Entrepreneurial skills should be integrated in our education system

The recent introduction of a training programme for budding entrepreneurs, through Rwanda Business Development Centre, could not have come at a better time. It comes at a time when Rwanda is in the global limelight for her focused reforms that have drastically improved doing business in the country in the recent past.

The recent introduction of a training programme for budding entrepreneurs, through Rwanda Business Development Centre, could not have come at a better time.

It comes at a time when Rwanda is in the global limelight for her focused reforms that have drastically improved doing business in the country in the recent past.

These reforms would not serve their intended purpose without a business community that is well equipped with the necessary tools to advance business growth.

Therefore, initiatives such as the new entrepreneurship course, come in handy, and will go a long way in ensuring that we make the most from the latest business reforms.

That the new programme is not restricted to a particular age group represents an opportunity for everyone, interested in starting up or moving their businesses to another level, to acquire the skills they need to realise their dream.
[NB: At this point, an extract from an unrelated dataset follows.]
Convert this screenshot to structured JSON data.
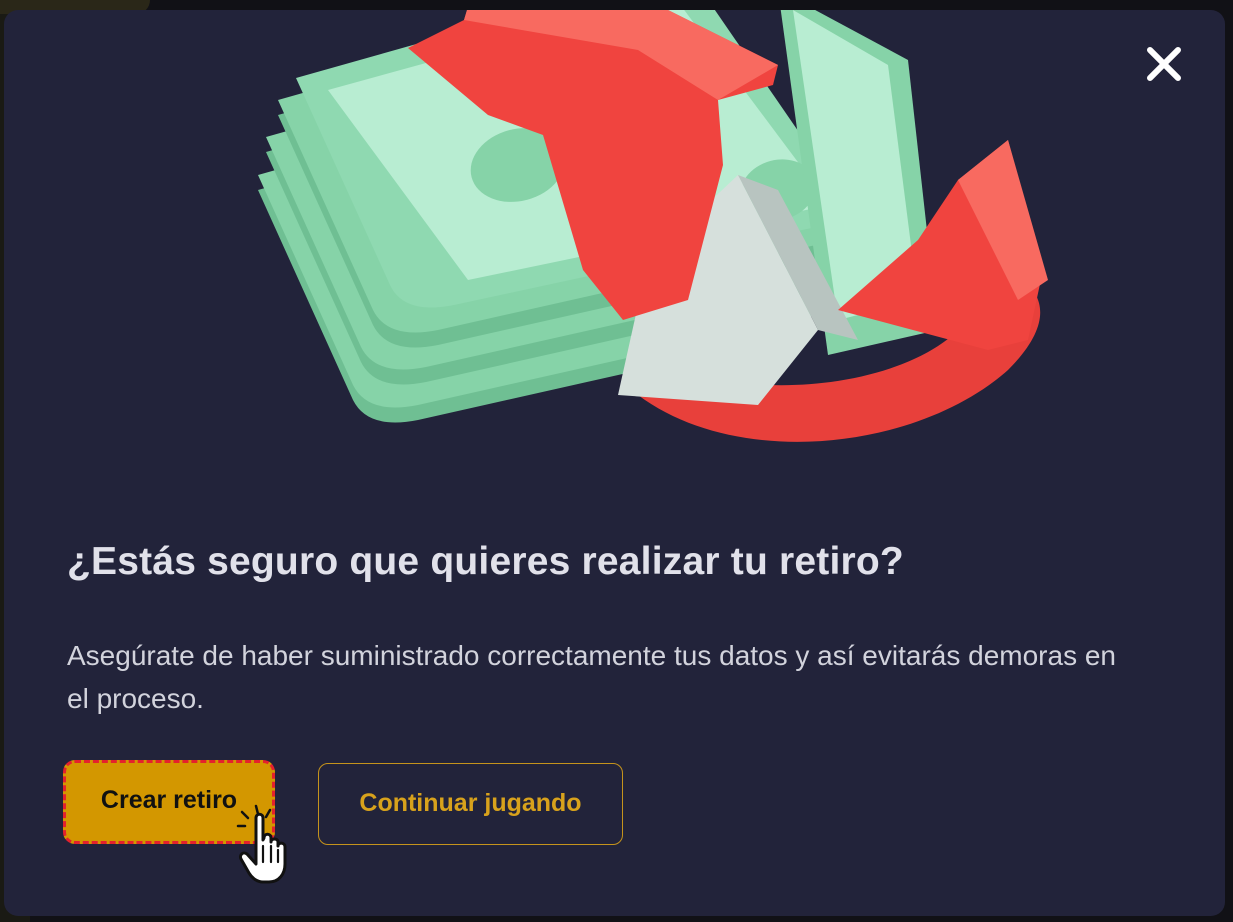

Presently, one of the main challenges of our education system is that, sometimes, syllabi are not tailored to the needs of the labour market, and many of the students are not trained to become job-creators. That’s why we urge those responsible for the new entrepreneurship programme to impart skills that are responsive to the market needs.

However, it is important that entrepreneurial skills are integrated in our broader education system as a way of creating a critical pool of entrepreneurs this country needs to achieve its laid out development agenda. Business incubation, too, needs to be emphasised.

The existence of an entrepreneurial class in a given population is critical for jobs creation, broadening of tax base, growth of industrial base, sound private sector, among others. We have seen many of our Small and Medium Enterprises (SMEs) collapse, or fail to take off simply because the owners lack viable business plans and can hardly break even. Entrepreneurial skills will help reverse the trend.